If we want Israeli citizenship to have any real meaning and not to be a cover for an apartheid regime (and Human Rights Watch cited this law as one of the reasons it views Israel as such), Arab citizens need to know that they are equal. In many respects, the family reunification provision served as a prelude to the Nation-State Law, which officially turned Arabs into second-class citizens.

Interior Minister Ayelet Shaked says that opposition to the law by any coalition member is a “violation of the status quo,” and therefore goes against the government’s guidelines. This isn’t true. “Status quo” is not a synonym for “how it was, is how it will always be.” A law that is renewed every year, under the guise of a temporary order, by its nature involves a specific and temporary interest – an exception to the status quo, which is a permanent thing. We do not vote on the status quo anew every year, and this temporary provision – the reason why the law stood the test of the High Court – contradicts basic principles, and is meant to be anything but permanent.
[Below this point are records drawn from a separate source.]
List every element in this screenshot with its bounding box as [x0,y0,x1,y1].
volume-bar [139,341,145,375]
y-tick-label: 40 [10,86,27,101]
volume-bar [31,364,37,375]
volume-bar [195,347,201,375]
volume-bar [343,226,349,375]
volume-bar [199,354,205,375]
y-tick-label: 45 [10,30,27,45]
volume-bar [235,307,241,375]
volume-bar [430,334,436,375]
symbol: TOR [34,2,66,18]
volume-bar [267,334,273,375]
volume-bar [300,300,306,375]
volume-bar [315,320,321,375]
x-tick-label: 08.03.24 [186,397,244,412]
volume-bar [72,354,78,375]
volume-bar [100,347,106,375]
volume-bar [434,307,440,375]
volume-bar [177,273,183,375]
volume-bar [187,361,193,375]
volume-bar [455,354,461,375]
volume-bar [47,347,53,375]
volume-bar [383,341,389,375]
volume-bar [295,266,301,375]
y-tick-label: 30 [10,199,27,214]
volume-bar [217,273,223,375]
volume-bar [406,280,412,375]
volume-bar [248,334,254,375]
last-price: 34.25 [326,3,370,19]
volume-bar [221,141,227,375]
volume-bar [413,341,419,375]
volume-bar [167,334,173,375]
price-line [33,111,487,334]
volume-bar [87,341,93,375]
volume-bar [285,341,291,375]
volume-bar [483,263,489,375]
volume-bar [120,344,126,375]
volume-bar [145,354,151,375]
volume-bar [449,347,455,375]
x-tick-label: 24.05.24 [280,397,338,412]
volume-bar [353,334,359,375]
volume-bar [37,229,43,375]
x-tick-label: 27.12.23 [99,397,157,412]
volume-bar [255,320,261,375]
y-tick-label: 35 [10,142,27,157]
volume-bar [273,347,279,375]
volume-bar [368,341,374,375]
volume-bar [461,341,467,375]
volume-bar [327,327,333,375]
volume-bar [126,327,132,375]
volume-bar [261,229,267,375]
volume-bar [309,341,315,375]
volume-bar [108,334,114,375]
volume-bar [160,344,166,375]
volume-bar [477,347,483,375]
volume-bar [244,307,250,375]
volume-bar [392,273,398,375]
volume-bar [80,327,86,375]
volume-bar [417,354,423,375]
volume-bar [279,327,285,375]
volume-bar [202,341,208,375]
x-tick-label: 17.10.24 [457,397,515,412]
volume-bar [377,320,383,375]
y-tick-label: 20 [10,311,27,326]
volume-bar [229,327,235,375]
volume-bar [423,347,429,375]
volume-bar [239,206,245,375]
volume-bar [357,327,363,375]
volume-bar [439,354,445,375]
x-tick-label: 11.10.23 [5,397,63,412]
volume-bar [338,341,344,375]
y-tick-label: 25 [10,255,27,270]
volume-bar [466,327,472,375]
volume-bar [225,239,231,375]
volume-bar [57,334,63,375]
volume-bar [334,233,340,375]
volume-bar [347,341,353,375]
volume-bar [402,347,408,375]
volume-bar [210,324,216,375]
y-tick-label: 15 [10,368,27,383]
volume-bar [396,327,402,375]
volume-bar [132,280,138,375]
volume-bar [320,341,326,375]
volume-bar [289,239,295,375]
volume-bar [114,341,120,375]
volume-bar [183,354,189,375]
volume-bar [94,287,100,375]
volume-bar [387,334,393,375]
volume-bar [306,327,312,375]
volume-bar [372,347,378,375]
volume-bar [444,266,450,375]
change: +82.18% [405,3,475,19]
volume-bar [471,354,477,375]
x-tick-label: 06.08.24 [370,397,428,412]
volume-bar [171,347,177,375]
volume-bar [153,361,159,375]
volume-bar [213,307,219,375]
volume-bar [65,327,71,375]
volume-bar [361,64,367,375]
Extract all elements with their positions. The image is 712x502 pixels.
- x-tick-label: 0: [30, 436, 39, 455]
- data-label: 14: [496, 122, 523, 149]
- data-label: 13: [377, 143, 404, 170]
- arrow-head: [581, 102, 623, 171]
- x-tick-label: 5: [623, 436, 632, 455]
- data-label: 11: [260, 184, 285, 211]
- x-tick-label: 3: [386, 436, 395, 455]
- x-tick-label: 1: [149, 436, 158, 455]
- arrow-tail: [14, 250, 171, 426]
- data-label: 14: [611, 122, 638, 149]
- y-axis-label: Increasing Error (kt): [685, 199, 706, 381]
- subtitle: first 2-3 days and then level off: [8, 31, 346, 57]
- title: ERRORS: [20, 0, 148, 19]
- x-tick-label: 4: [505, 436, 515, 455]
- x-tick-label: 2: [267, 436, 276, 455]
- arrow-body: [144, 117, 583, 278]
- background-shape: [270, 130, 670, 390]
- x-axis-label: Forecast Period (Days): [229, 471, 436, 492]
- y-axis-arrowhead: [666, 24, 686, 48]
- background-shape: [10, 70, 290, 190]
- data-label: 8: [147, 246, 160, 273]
All of us, Jews and Arabs, are residents and citizens of this tortured land. The time has come for us to stop threatening Arab citizens with a second Nakba and separation from their families. They are citizens by right and not by grace. As Natan Alterman wrote about expressing such “grace”: “It is not appropriate even for a personal reason.” This abominable law, which stains the Israeli legal code, must be eliminated. Then one could say that this government has effected some kind of change.